What is health promotion and what is its role in emergency health?

The four pillars of emergency health include: prevention, protection, promotion, and provision of care.

Pillar 1 – prevent societal health determinants (i.e., “the causes of the causes of disease”) before the emergency.

In pillar 2 – promote individual protective factors (i.e., “the causes of wellness”) and reduce individual risk factors (i.e., “the causes of disease”) before the emergency.

For pillar 3 –  protect at risk populations from hazardous exposures (i.e., “the causes of disease”) during the emergency.

And Pillar 4 – provide medical care and humanitarian relief after the emergency.

Pillar 2 of Emergency Health is Health Promotion.

Some of our own individual factors (e.g., extremes of age, low socioeconomic status, gender, ethnicity) increase our risk of disaster-related health effects. There are also individual factors that are considered protective during an emergency (e.g., health status, fitness, mobility). Public health considers many of these risk and protective factors to be “modifiable” or subject to change.

Health promotion is a widely used public health intervention intended to improve the health of a population by promoting modifiable protective factors and reducing modifiable risk factors.

Health promotion programs engage and empower individuals at risk by improving fitness, mobility and well-being. They also enhance our ability to function in society. In a previous DisasterDoc blog, Dr Tiyagi from India has stressed the need to pay special attention to the functional needs of populations that are at risk for disasters.

Health promotion for emergencies includes three basic strategies:

1) advocate for factors that encourage health (particularly among at risk populations),

2) enable people to achieve health equity, and

3) mediate through collaboration across all sectors.

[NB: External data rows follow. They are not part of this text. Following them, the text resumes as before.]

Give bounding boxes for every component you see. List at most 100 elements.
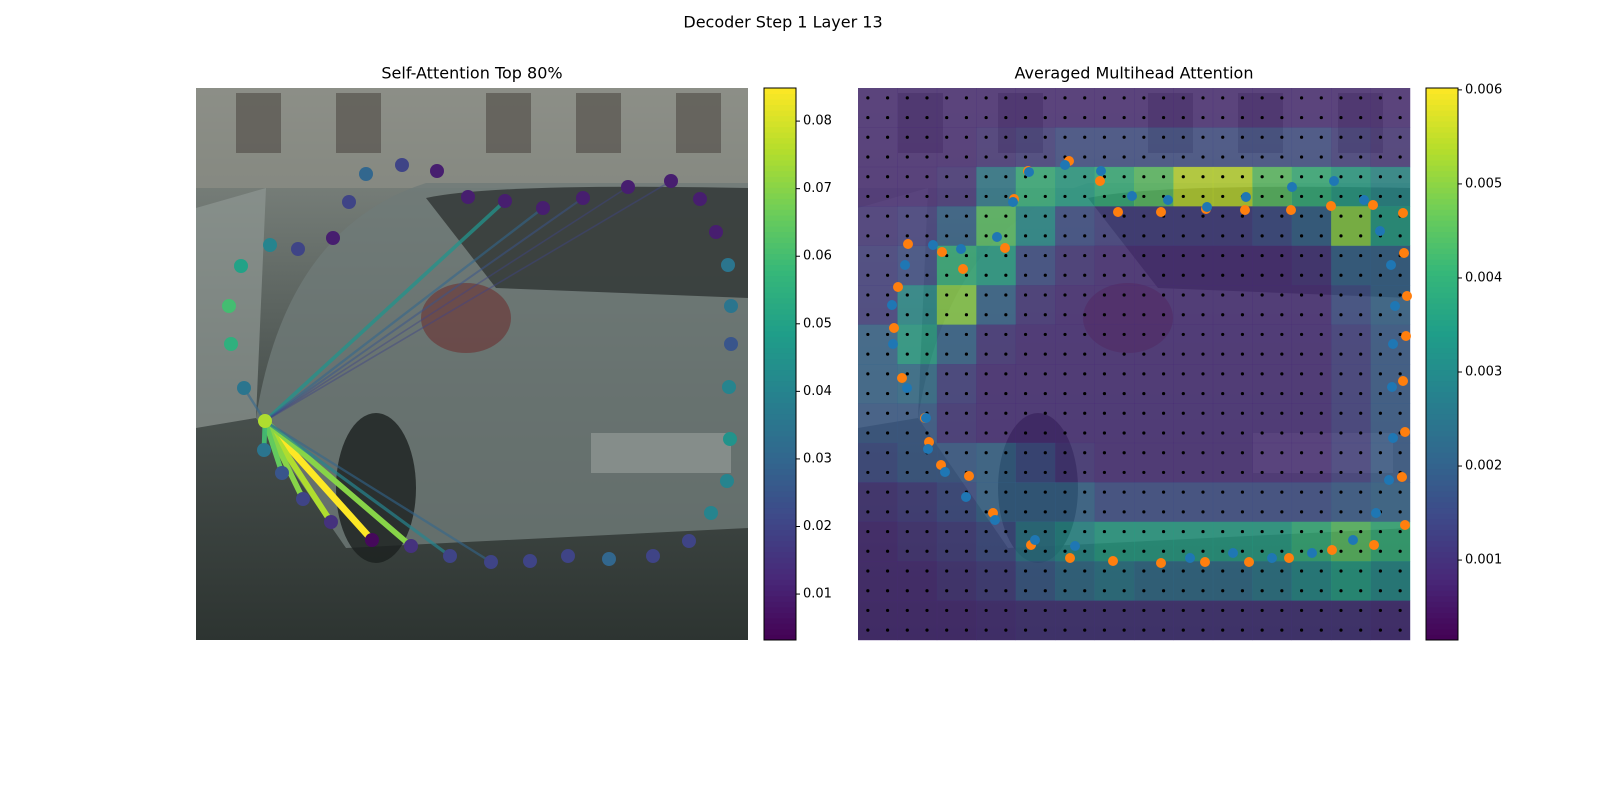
reference-dot: [984, 510, 988, 514]
reference-dot: [1181, 411, 1185, 415]
reference-dot: [1063, 391, 1067, 396]
reference-dot: [1359, 510, 1363, 514]
heatmap-cell: [1055, 285, 1095, 325]
colorbar-segment: [1426, 623, 1458, 630]
scatter-point: [1402, 291, 1412, 301]
colorbar-segment: [1426, 579, 1458, 586]
reference-dot: [1280, 529, 1284, 534]
car-window: [426, 186, 748, 298]
point: [395, 158, 409, 172]
reference-dot: [1221, 135, 1225, 139]
reference-dot: [1240, 175, 1245, 179]
reference-dot: [1339, 234, 1343, 238]
colorbar-segment: [764, 485, 796, 492]
reference-dot: [1004, 352, 1008, 356]
colorbar-segment: [764, 286, 796, 293]
reference-grid: [866, 96, 1402, 632]
point: [602, 552, 616, 566]
colorbar-segment: [1426, 502, 1458, 509]
reference-dot: [1181, 549, 1185, 553]
heatmap-cell: [1015, 482, 1056, 523]
reference-dot: [1319, 214, 1323, 218]
colorbar-segment: [1426, 358, 1458, 365]
reference-dot: [1359, 175, 1363, 179]
reference-dot: [1161, 372, 1166, 376]
reference-dot: [1142, 115, 1146, 120]
heatmap-cell: [1212, 561, 1253, 601]
reference-dot: [1083, 391, 1087, 396]
colorbar-segment: [1426, 606, 1458, 613]
scatter-point: [964, 471, 974, 481]
reference-dot: [1280, 194, 1284, 199]
reference-dot: [984, 589, 988, 593]
reference-dot: [1102, 372, 1107, 376]
reference-dot: [1398, 155, 1402, 159]
reference-dot: [964, 214, 969, 218]
colorbar-segment: [764, 397, 796, 404]
reference-dot: [1260, 569, 1264, 573]
reference-dot: [885, 234, 890, 238]
reference-dot: [1102, 214, 1107, 218]
reference-dot: [1240, 569, 1245, 573]
colorbar-segment: [1426, 402, 1458, 409]
reference-dot: [925, 194, 929, 199]
colorbar-segment: [1426, 104, 1458, 111]
colorbar-segment: [764, 347, 796, 354]
scatter-point: [1284, 553, 1294, 563]
point: [222, 299, 236, 313]
reference-dot: [1319, 96, 1323, 100]
reference-dot: [1083, 470, 1087, 475]
reference-dot: [905, 273, 909, 277]
heatmap-cell: [1252, 88, 1293, 128]
heatmap-cell: [897, 324, 938, 365]
reference-dot: [1221, 470, 1225, 475]
reference-dot: [1083, 273, 1087, 277]
reference-dot: [1240, 608, 1245, 613]
reference-dot: [945, 273, 949, 277]
reference-dot: [964, 135, 969, 139]
reference-dot: [1161, 273, 1166, 277]
reference-dot: [1004, 293, 1008, 297]
reference-dot: [925, 352, 929, 356]
reference-dot: [1063, 115, 1067, 120]
reference-dot: [1142, 451, 1146, 455]
reference-dot: [1023, 273, 1028, 277]
scatter-point: [990, 515, 1000, 525]
colorbar-segment: [764, 209, 796, 216]
reference-dot: [1339, 214, 1343, 218]
point: [646, 549, 660, 563]
reference-dot: [1280, 608, 1284, 613]
reference-dot: [905, 549, 909, 553]
heatmap-cell: [1134, 482, 1174, 523]
colorbar-segment: [764, 502, 796, 509]
heatmap-cell: [1055, 127, 1095, 168]
reference-dot: [1359, 451, 1363, 455]
reference-dot: [1102, 175, 1107, 179]
reference-dot: [905, 510, 909, 514]
colorbar-segment: [764, 590, 796, 597]
reference-dot: [1339, 194, 1343, 199]
heatmap-cell: [1252, 206, 1293, 247]
reference-dot: [1280, 96, 1284, 100]
reference-dot: [945, 490, 949, 494]
reference-dot: [1398, 332, 1402, 337]
reference-dot: [945, 431, 949, 435]
reference-dot: [964, 175, 969, 179]
reference-dot: [1299, 115, 1304, 120]
reference-dot: [1122, 431, 1126, 435]
reference-dot: [925, 628, 929, 632]
reference-dot: [866, 253, 870, 258]
reference-dot: [866, 273, 870, 277]
reference-dot: [1221, 155, 1225, 159]
reference-dot: [1142, 234, 1146, 238]
heatmap-cell: [1252, 442, 1293, 483]
reference-dot: [1102, 194, 1107, 199]
reference-dot: [964, 431, 969, 435]
reference-dot: [1201, 332, 1205, 337]
point: [693, 192, 707, 206]
reference-dot: [1378, 391, 1383, 396]
reference-dot: [1083, 628, 1087, 632]
reference-dot: [1102, 273, 1107, 277]
reference-dot: [1280, 273, 1284, 277]
reference-dot: [1083, 352, 1087, 356]
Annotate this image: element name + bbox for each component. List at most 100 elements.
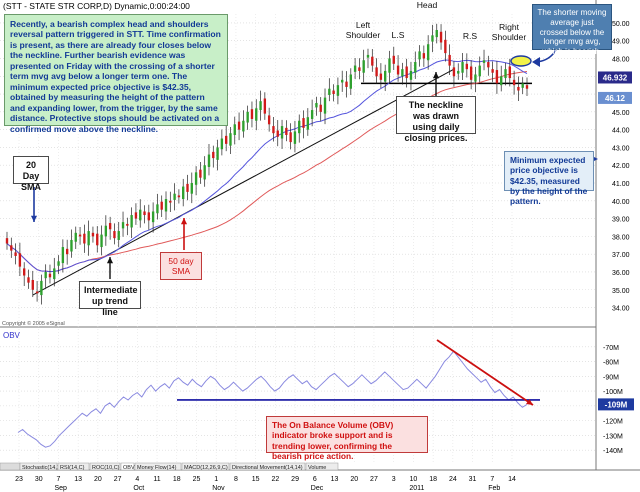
tab-3-label[interactable]: OBV — [123, 465, 135, 471]
candle-body — [521, 83, 524, 88]
day-tick-label: 14 — [508, 476, 516, 483]
price-tick-label: 38.00 — [612, 234, 630, 241]
tab-4-label[interactable]: Money Flow(14) — [137, 465, 177, 471]
day-tick-label: 24 — [449, 476, 457, 483]
candle-body — [285, 127, 288, 135]
day-tick-label: 1 — [214, 476, 218, 483]
candle-body — [224, 135, 228, 144]
candle-body — [61, 247, 65, 264]
candle-body — [250, 109, 254, 119]
candle-body — [508, 66, 511, 79]
day-tick-label: 29 — [291, 476, 299, 483]
moving-averages — [6, 59, 528, 273]
tab-5-bg[interactable] — [181, 462, 230, 471]
tab-6-label[interactable]: Directional Movement(14,14) — [232, 465, 303, 471]
tab-0-label[interactable]: Stochastic(14,1,3) — [22, 465, 66, 471]
candle-body — [461, 62, 464, 73]
day-tick-label: 22 — [271, 476, 279, 483]
day-tick-label: 23 — [15, 476, 23, 483]
obv-tick-label: -130M — [603, 433, 623, 440]
candle-body — [435, 30, 438, 38]
candle-body — [113, 231, 116, 239]
candle-body — [151, 211, 155, 223]
candle-body — [186, 183, 189, 192]
candle-body — [117, 231, 120, 240]
price-tick-label: 44.00 — [612, 128, 630, 135]
neckline-arrow-head — [432, 72, 440, 79]
candle-body — [143, 211, 146, 216]
day-tick-label: 15 — [252, 476, 260, 483]
day-tick-label: 20 — [350, 476, 358, 483]
candle-body — [457, 70, 460, 74]
candle-body — [23, 268, 26, 276]
price-tick-label: 34.00 — [612, 306, 630, 313]
tab-6-bg[interactable] — [229, 462, 306, 471]
month-label: Oct — [133, 485, 144, 492]
tab-2-bg[interactable] — [89, 462, 121, 471]
candle-body — [371, 56, 374, 66]
tab-0-bg[interactable] — [19, 462, 58, 471]
price-tick-label: 49.00 — [612, 39, 630, 46]
candle-body — [422, 53, 426, 59]
sma50-value-badge: 46.12 — [605, 94, 626, 103]
tab-5-label[interactable]: MACD(12,26,9,C) — [184, 465, 228, 471]
tab-1-label[interactable]: RSI(14,C) — [60, 465, 85, 471]
candle-body — [100, 234, 103, 248]
candle-body — [216, 147, 219, 160]
day-tick-label: 10 — [410, 476, 418, 483]
tab-1-bg[interactable] — [57, 462, 90, 471]
date-axis: 23 30 7 13 20 27 4 11 18 25 1 8 15 22 29 6 13 20 27 3 10 18 24… — [15, 476, 516, 492]
price-tick-label: 42.00 — [612, 163, 630, 170]
candle-body — [74, 232, 77, 242]
candle-body — [319, 104, 322, 112]
tab-3-bg[interactable] — [120, 462, 135, 471]
tab-2-label[interactable]: ROC(10,C) — [92, 465, 120, 471]
day-tick-label: 7 — [56, 476, 60, 483]
objective-note: Minimum expected price objective is $42.… — [504, 151, 594, 206]
candle-body — [448, 54, 451, 66]
month-label: Feb — [488, 485, 500, 492]
candle-body — [40, 280, 43, 296]
candle-body — [104, 225, 108, 237]
candle-body — [190, 183, 193, 194]
candle-body — [267, 115, 271, 125]
price-tick-label: 39.00 — [612, 217, 630, 224]
crossover-arrow-head — [532, 57, 540, 67]
candle-body — [366, 54, 370, 58]
obv-value-badge: -109M — [605, 400, 628, 409]
obv-tick-label: -120M — [603, 419, 623, 426]
candle-body — [396, 65, 400, 75]
candle-body — [212, 151, 215, 159]
candle-body — [345, 81, 348, 87]
tab-7-bg[interactable] — [305, 462, 339, 471]
tab-4-bg[interactable] — [134, 462, 182, 471]
crossover-note: The shorter moving average just crossed … — [532, 4, 612, 56]
tab-7-label[interactable]: Volume — [308, 465, 326, 471]
candle-body — [259, 101, 262, 111]
price-tick-label: 50.00 — [612, 21, 630, 28]
candle-body — [302, 118, 305, 128]
sma50-label: 50 day SMA — [160, 252, 202, 280]
price-tick-label: 37.00 — [612, 252, 630, 259]
candle-body — [504, 69, 507, 79]
candle-body — [306, 117, 310, 130]
candle-body — [487, 62, 490, 68]
tab-scroll-left — [0, 462, 21, 471]
month-label: Dec — [311, 485, 324, 492]
candle-body — [512, 79, 516, 86]
candle-body — [409, 70, 413, 80]
ls-label: L.S — [391, 30, 405, 40]
day-tick-label: 25 — [193, 476, 201, 483]
candle-body — [336, 85, 340, 96]
candle-body — [246, 111, 249, 123]
candle-body — [160, 201, 163, 210]
obv-tick-label: -90M — [603, 374, 619, 381]
candle-body — [35, 291, 39, 294]
sma20-arrow-head — [30, 215, 38, 222]
price-tick-label: 43.00 — [612, 145, 630, 152]
candle-body — [31, 279, 34, 290]
candle-body — [405, 66, 408, 79]
candle-body — [298, 120, 301, 134]
candle-body — [491, 69, 494, 73]
sma50-line — [6, 71, 528, 273]
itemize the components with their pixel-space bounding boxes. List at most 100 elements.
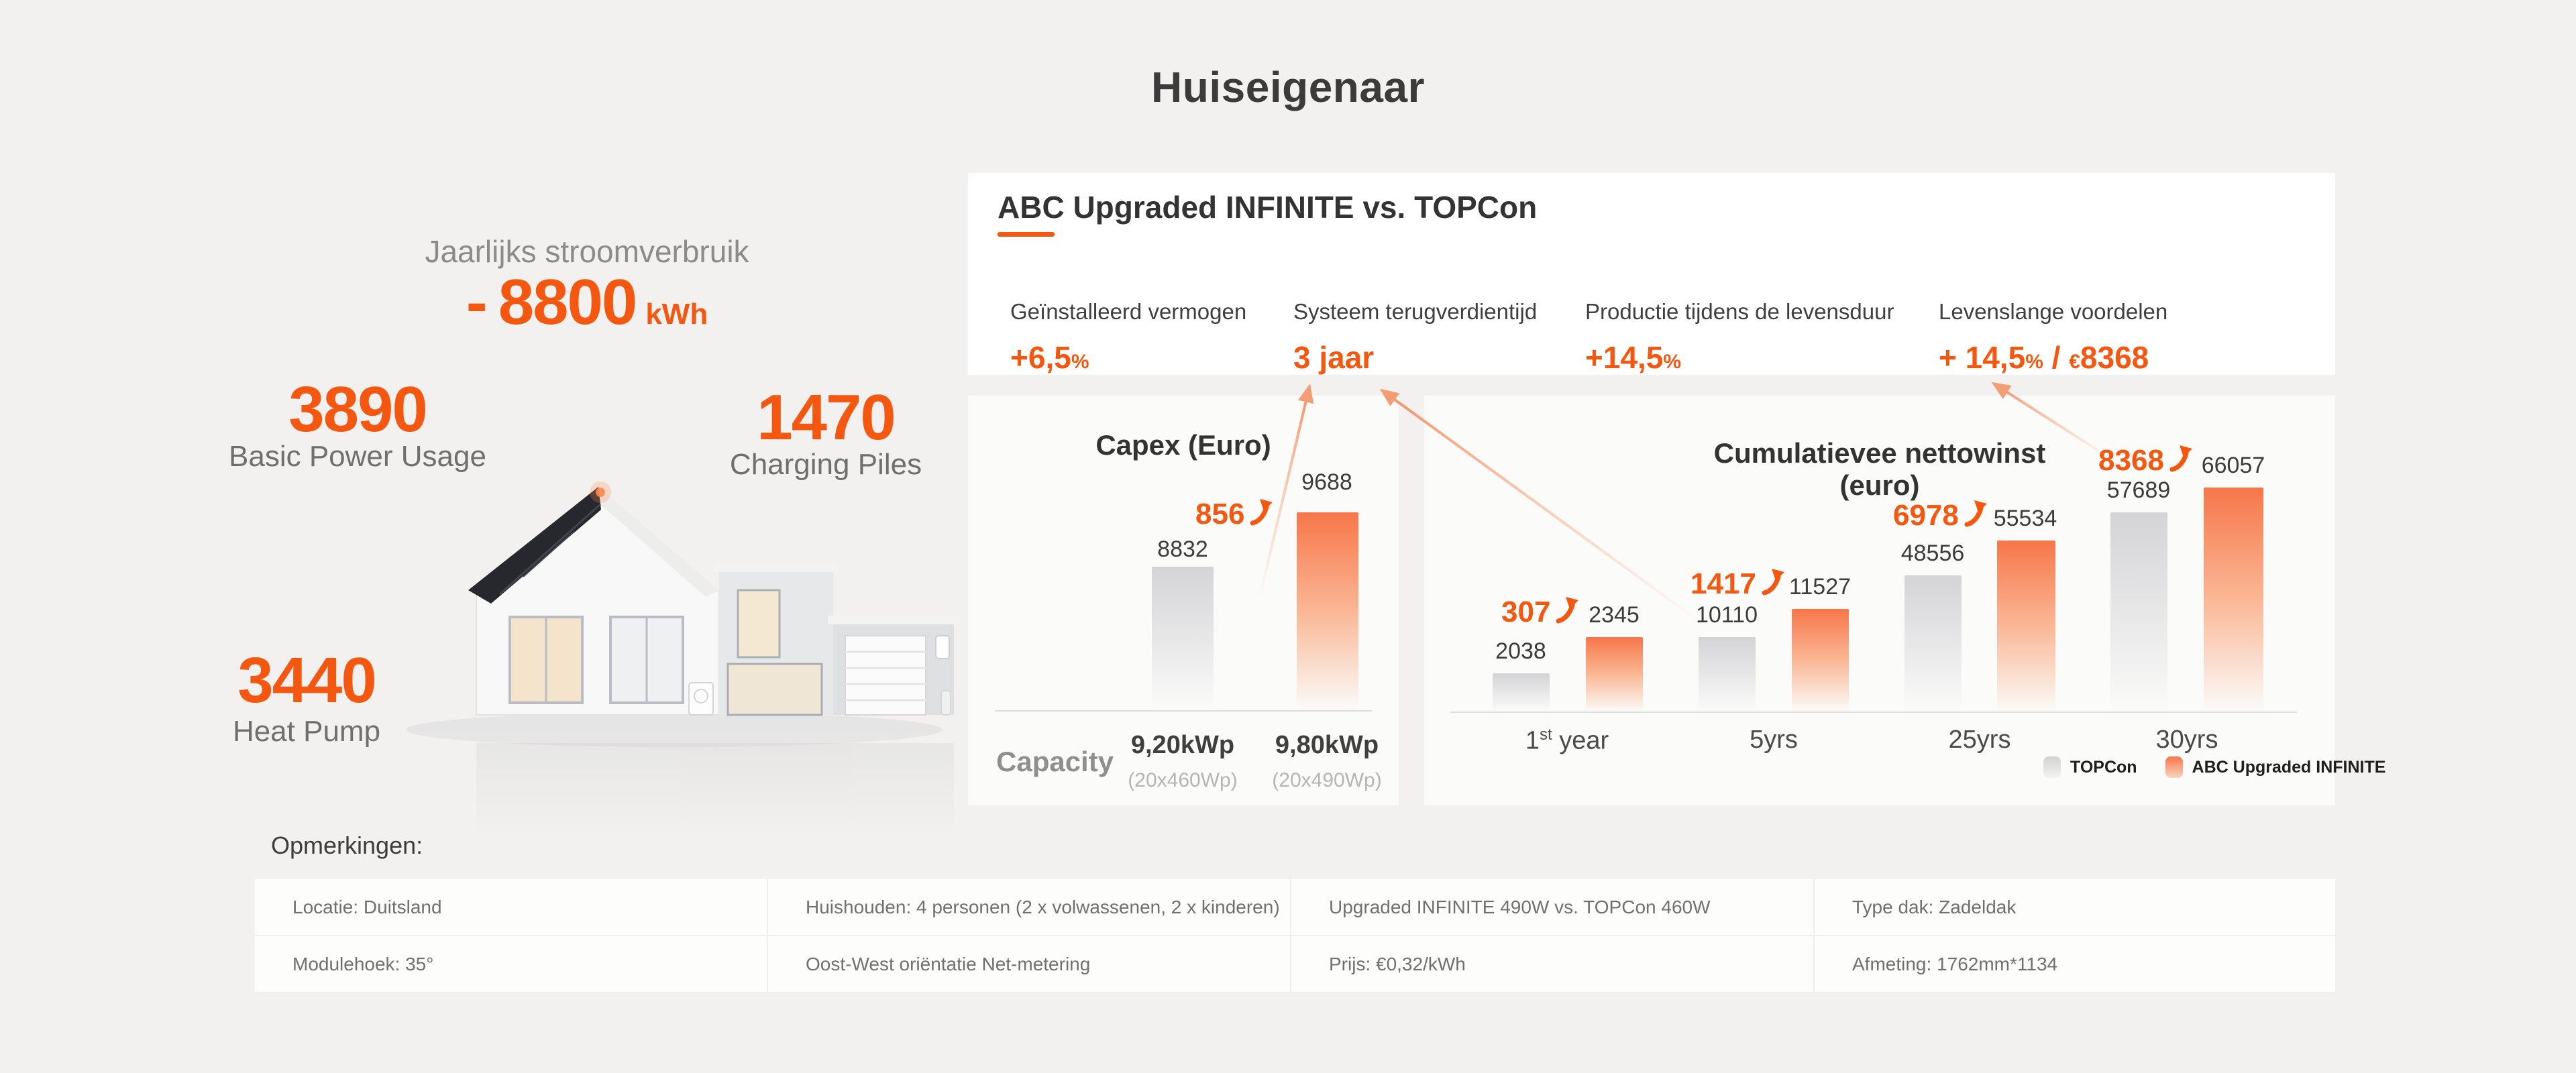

For example, health promotion programs help to reduce individual disaster-related risk factors (like social isolation,  poor health status, and unhealthy homes) while at the same time promoting protective factors (like social cohesion, access to preventive care and mobility).

Health promotion plays a critical role as one of the four pillars of emergency health. Healthy people suffer less injuries and illness before, during and after a disaster.

Health promotion is a no-regret option for wellness and prevention of all disease, not merely that associated with disasters.